B. Units not maintaining a CEMS, shall submit a written report of excess emissions according to 10 CSR 10-6.261, paragraph (4)(A)1. regardless of whether 10 CSR 10-6.261 applies, unless the affected unit is subject to an NSPS.
(B) Record Keeping Requirements. The owner or operator subject to this rule shall maintain all records necessary to demonstrate compliance with this rule for a period of five (5) years at the plant at which the unit is located. Daily records, along with the twelve (12)- month rolling tonnage or twelve (12)-month rolling average, shall be made available no later than one (1) month following any calendar month. The records shall be made available to the director upon request.
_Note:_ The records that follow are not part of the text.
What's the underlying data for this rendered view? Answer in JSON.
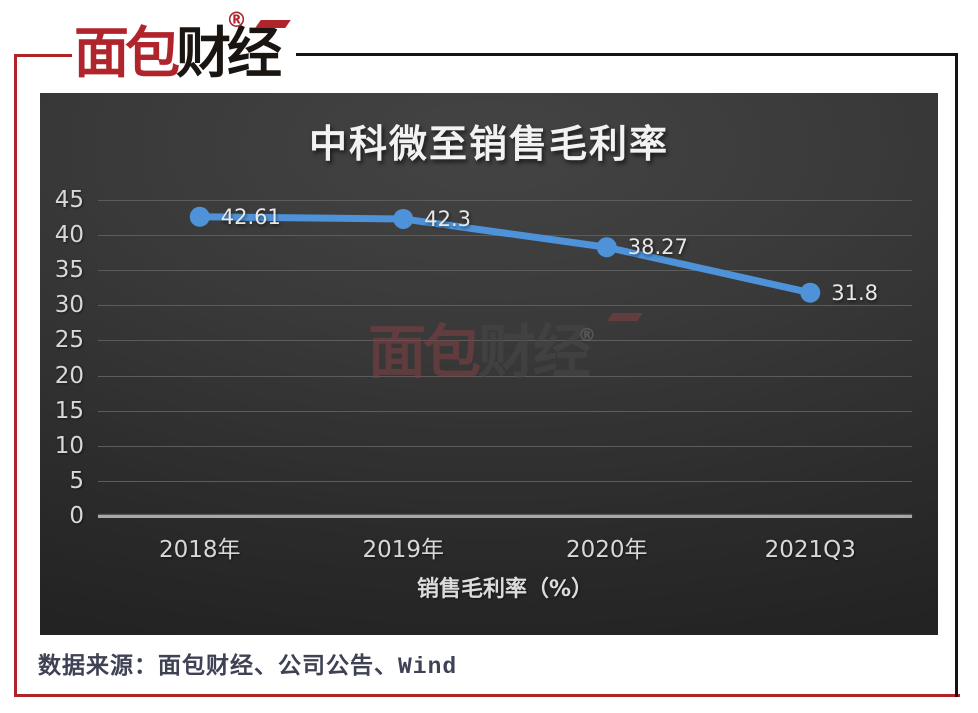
{
  "brand": {
    "logo_text_red": "面包",
    "logo_text_dark": "财经",
    "registered_mark": "®"
  },
  "watermark": {
    "text_red": "面包",
    "text_dark": "财经",
    "registered_mark": "®"
  },
  "footer": {
    "source_note": "数据来源：面包财经、公司公告、Wind"
  },
  "chart_data": {
    "type": "line",
    "title": "中科微至销售毛利率",
    "categories": [
      "2018年",
      "2019年",
      "2020年",
      "2021Q3"
    ],
    "series": [
      {
        "name": "销售毛利率",
        "values": [
          42.61,
          42.3,
          38.27,
          31.8
        ],
        "labels": [
          "42.61",
          "42.3",
          "38.27",
          "31.8"
        ]
      }
    ],
    "xlabel": "销售毛利率（%）",
    "yticks": [
      45,
      40,
      35,
      30,
      25,
      20,
      15,
      10,
      5,
      0
    ],
    "ylim": [
      0,
      45
    ],
    "grid": true,
    "legend": false,
    "line_color": "#4e93d9",
    "marker": "circle",
    "label_color": "#e8e8e8",
    "background": "dark-gray-gradient"
  },
  "colors": {
    "frame_red": "#b02329",
    "frame_black": "#141414",
    "brand_red": "#b0242b",
    "brand_dark": "#1b1512",
    "source_text": "#3e4254"
  }
}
The owner or operator shall maintain records of the following information for each month the unit is operated:
1. The identification number of each unit and the name and address of the plant where the unit is located for each unit subject to this rule;
2. The calendar date of record;
3. The number of hours the unit is operated each day including start-ups, shutdowns, malfunctions, and the type and duration of maintenance and repair;
4. The date and results of each emissions inspection;
5. A summary of any emissions corrective maintenance taken;
6. The results of all compliance tests;
7. If a unit is equipped with a CEMS-
A. The identification of time periods during which SO2 standards are exceeded, the reason for exceedance, and action taken to correct the exceedance and prevent similar future exceedances; and
B. The identification of the time periods for which operating conditions and pollutant data were not obtained, including reasons for not obtaining sufficient data, and a description of corrective actions taken;
8. The total heat input for each fuel used per emissions unit on a monthly basis;
9. The amount of each fuel consumed per emissions unit on a monthly basis;
10. The average heat content for each fuel used per emissions unit on a monthly basis;
11. The average percent sulfur for each fuel used per emissions unit on a monthly basis;
12. The emission rate in lbs per mmBtu for each unit on a monthly basis for those units complying with the limit in paragraph (3)(A)1. of this rule. The twelve (12)-month rolling averages will be made available upon request for the inspector to review no later than one (1) month following any calendar month;
13. The monthly emission rate in tons SO 2 for those units complying with the limit in paragraph (3)(A)2. of this rule. The twelve (12)-month rolling tonnages will be made available upon request for inspector review no later than one (1) month following any calendar month; and
14. Any other reports deemed necessary by the director.
(5)Test Methods. The following hierarchy of methods shall be used to determine if a unit qualifies for the low-emitter exemption in paragraph (1)(C)4. of this rule. If data is not available for an emission estimation method or an emission estimation method is impractical for a source, then the subsequent emission estimation method shall be used in its place:
(A) CEMS as specified in 10 CSR 10-6.110;
(B) Stack tests as specified in 10 CSR 10-6.110;
(C) Material/mass balance;
(D) AP-42 (EPA Compilation of Air Pollution Emission Factors) or FIRE (Factor Information and Retrieval System) (as updated) as published by EPA January 1995 and August 1995 and hereby incorporated by reference in this rule. Copies can be obtained from the National Technical Information Service (NTIS), 5285 Port Royal Road, Springfield VA 22161. This rule does not incorporate any subsequent amendments or additions;
(E) Other E PA documents as specified in 10 CSR 10-6.110;
(F) Sound engineering calculations; or
(G) Installations shall obtain department and E PA pre-approval of any other alternate emission estimation method not listed in this section before using such method to estimate emissions.

10 CSR 10-5.570

AUTHORITY: section 643.050, RSMo Supp. 2012.* Original rule filed Dec. 16, 2008, effective 9/30/2009. Amended: Filed March 13, 2013, effective 10/30/2013.
Amended by Missouri Register December 3, 2018/Volume 43, Number 23, effective 1/29/2019
Amended by Missouri Register January 15, 2020/Volume 45, Number 2, effective 2/29/2020

*Original authority: 643.050, RSMo 1965, amended 1972, 1992, 1993, 1995, 2011.